Habituellement, les multiples interventions de l’Etat dans la vie des gens et les nombreuses interdictions qu’il édicte sont expliquées par lui par la nécessité de protéger certaines personnes contre les agissements des autres.
En quelque sorte, il part de l’idée que, comme le disait Hobbes, ” l’homme est un loup pour l’homme ” et qu’il revient à ceux qui exercent le pouvoir de protéger ceux qui leur paraissent être les victimes. Mais il arrive de plus en plus souvent que des comportements soient interdits, non pas parce qu’ils pourraient nuire aux autres, mais même lorsque leur seule victime pourrait être celui même qui les commet.
Les exemples sont nombreux, à tout le moins depuis que le Code de la route oblige les motocyclistes à porter un casque, et, plus tard, les automobilistes à porter une ceinture de sécurité. Dans les deux cas, il est clair que la loi ne vise qu’à protéger les personnes contre elles-mêmes. Il s’agit, dans les deux cas, de mesures de protection, dont l’efficacité n’est pas réellement discutable. Il est évident qu’un motocycliste portant un casque court moins de risques de mourir ou d’être blessé lors d’un accident que s’il n’en porte pas. Dans l’immense majorité des cas, la ceinture de sécurité a aussi cet effet protecteur. Mais cela ne résout pas le problème de principe : est-il justifié de prononcer des amendes à l’égard de personnes qui ne causent aucun trouble aux autres et prennent seulement un risque dont elles seraient les uniques victimes possibles ?
On a parfois cherché à invoquer le prétexte que des accidents pourraient coûter cher à la sécurité sociale. Les cyniques pourraient répondre qu’en cas de décès, ce n’est assurément pas le cas puisque cet événement met fin à toute obligation de payer les pensions. Mais, là encore, ce n’est pas là que réside la question. Affirmer que l’on peut interdire tout comportement impliquant un risque, simplement parce qu’il pourrait impliquer un coût pour l’Etat, revient à faire de la sécurité sociale un système liberticide, qui permettrait au pouvoir d’interdire de multiples comportements, simplement parce qu’ils comportent un risque de coût pour les pouvoirs publics. Le régime alimentaire de chacun pourrait, par exemple, être ainsi rendu obligatoire pour des raisons de santé. Ce dernier exemple n’est pas aussi absurde qu’il pourrait paraître, puisqu’aujourd’hui, on envisage de plus en plus des mesures empêchant les fabricants de produits alimentaires d’intégrer des quantités de sucre, de sel ou d’autres substances, pour des motifs de santé publique.
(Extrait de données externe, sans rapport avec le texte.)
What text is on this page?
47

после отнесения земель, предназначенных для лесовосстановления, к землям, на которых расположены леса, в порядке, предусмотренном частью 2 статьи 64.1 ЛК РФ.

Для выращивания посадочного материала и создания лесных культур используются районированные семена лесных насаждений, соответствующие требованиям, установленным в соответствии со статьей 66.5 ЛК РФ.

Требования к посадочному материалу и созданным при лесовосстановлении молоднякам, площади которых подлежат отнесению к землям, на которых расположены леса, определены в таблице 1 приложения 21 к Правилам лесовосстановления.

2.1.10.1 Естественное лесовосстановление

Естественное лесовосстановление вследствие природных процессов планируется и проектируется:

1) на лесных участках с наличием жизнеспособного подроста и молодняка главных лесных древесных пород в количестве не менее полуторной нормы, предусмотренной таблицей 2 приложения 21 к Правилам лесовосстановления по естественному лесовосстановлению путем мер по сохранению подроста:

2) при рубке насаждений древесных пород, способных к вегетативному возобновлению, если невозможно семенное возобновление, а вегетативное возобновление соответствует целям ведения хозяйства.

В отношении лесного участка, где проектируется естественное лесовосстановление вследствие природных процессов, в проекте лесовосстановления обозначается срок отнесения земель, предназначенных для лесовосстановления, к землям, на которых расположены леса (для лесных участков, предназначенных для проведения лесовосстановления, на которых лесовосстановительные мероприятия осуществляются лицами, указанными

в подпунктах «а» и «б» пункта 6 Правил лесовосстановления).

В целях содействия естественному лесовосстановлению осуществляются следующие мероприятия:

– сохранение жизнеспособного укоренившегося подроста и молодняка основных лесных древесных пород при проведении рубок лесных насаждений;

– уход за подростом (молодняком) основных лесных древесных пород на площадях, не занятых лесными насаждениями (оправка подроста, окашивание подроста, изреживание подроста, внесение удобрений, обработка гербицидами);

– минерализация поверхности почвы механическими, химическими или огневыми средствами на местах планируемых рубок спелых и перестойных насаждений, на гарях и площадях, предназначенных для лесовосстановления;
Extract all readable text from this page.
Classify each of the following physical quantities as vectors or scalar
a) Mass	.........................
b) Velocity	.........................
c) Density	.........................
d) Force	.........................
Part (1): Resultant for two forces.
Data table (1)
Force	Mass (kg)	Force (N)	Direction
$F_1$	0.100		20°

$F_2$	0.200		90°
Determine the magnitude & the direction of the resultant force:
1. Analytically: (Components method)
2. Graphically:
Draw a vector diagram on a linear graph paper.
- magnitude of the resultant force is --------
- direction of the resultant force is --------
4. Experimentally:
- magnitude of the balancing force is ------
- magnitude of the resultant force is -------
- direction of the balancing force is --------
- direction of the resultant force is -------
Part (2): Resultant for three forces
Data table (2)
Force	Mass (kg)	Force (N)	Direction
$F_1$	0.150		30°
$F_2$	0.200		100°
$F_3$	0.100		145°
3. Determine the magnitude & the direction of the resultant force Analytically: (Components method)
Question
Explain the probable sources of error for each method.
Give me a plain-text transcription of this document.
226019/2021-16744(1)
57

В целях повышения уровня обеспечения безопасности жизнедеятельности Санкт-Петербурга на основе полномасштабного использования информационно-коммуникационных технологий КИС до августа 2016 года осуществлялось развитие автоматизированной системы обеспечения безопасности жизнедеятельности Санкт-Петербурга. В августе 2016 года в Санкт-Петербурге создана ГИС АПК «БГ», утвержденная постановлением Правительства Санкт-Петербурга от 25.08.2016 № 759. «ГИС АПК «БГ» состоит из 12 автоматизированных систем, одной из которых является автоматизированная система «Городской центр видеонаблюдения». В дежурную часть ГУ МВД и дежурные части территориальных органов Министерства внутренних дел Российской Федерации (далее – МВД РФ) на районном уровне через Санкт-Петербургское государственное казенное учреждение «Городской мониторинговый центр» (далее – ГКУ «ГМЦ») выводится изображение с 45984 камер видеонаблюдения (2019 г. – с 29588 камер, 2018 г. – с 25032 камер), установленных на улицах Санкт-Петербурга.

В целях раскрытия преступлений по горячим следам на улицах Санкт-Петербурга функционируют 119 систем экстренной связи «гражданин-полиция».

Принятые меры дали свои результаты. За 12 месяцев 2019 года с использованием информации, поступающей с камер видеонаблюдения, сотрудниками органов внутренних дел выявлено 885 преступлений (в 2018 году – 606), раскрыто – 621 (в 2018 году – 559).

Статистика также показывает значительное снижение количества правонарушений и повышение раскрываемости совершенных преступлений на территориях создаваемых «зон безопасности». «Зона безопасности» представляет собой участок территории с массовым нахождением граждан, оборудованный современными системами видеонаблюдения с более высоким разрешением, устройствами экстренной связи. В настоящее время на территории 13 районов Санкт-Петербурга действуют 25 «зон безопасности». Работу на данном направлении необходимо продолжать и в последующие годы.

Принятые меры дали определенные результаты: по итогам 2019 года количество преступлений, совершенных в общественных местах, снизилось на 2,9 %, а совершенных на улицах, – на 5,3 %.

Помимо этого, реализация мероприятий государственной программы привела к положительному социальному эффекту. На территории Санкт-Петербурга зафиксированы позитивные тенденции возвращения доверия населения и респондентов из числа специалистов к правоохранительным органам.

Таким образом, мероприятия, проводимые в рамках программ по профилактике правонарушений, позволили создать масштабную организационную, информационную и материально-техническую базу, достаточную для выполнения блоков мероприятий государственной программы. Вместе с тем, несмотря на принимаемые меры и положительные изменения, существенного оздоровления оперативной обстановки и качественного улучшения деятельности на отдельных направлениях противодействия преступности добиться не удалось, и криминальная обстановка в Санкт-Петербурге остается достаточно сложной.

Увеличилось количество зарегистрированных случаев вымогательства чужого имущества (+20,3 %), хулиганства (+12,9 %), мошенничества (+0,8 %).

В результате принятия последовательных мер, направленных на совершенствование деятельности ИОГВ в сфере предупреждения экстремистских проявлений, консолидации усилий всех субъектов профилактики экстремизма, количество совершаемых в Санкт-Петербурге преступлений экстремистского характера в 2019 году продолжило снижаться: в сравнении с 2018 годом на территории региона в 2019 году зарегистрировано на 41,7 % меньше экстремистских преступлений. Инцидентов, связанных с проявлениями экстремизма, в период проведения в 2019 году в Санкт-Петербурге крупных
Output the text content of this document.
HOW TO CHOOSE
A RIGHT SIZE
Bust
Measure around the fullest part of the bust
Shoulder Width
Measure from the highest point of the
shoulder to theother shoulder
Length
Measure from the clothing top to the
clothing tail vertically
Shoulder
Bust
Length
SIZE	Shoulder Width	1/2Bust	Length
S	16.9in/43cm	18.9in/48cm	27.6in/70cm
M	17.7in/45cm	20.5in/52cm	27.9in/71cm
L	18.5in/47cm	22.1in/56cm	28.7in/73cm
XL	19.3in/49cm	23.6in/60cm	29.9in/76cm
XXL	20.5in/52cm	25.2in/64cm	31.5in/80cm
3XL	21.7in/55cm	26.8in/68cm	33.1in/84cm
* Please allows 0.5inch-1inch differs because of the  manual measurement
Cela veut dire que déjà aujourd’hui, l’Etat prétend s’immiscer dans ce que chacun boit ou mange.
On voit donc ici que la question de savoir si l’Etat peut nous obliger à respecter des règles qui ne visent à protéger que notre vie ou notre santé, est particulièrement importante sur le plan des principes. Elle l’est d’abord parce qu’elle laisse entendre que nos élus et les fonctionnaires qui travaillent sur leurs instructions sont a priori des gens plus compétents que nous-mêmes pour savoir ce que nous devons faire, pour notre sécurité ou notre santé. Mais même au-delà de cette question, il faut se demander si, même lorsque l’efficacité des mesures éditées est incontestable, il est légitime d’obliger les personnes à adopter un comportement choisi par l’Etat, simplement parce qu’il comporte moins de risques.
Si l’on veut éviter que nos gouvernants fassent tous les choix pour nous, continuent à multiplier les interdictions et les obligations, il faut répondre, sur le plan des principes, que le rôle de l’Etat ne doit jamais être d’entraver la volonté individuelle lorsque celle-ci ne compromet aucun droit d’autres personnes. Cela veut dire qu’aucune sanction ne devrait exister contre ceux qui font le choix, délibéré ou irrationnel, de se mettre eux-mêmes en danger, sur le court ou le long terme, parce que leur vie leur appartient. C’est notamment pour cela qu’il faut cesser d’interdire la consommation de toutes substances, en ce compris des stupéfiants, par des personnes majeures. Elles commettent sans doute l’erreur de faire un mauvais choix ou de se laisser aller à une dépendance, mais cela fait partie de leur liberté, même si cela, parfois, compromet leur intégrité physique.
L’Etat ne doit être ni un père, ni une mère et les citoyens doivent être pleinement maîtres de leur corps. Comme le disait Benjamin Constant, il est grand temps que l’Etat se contente d’être juste ; nous pouvons nous charger nous-mêmes d’être heureux.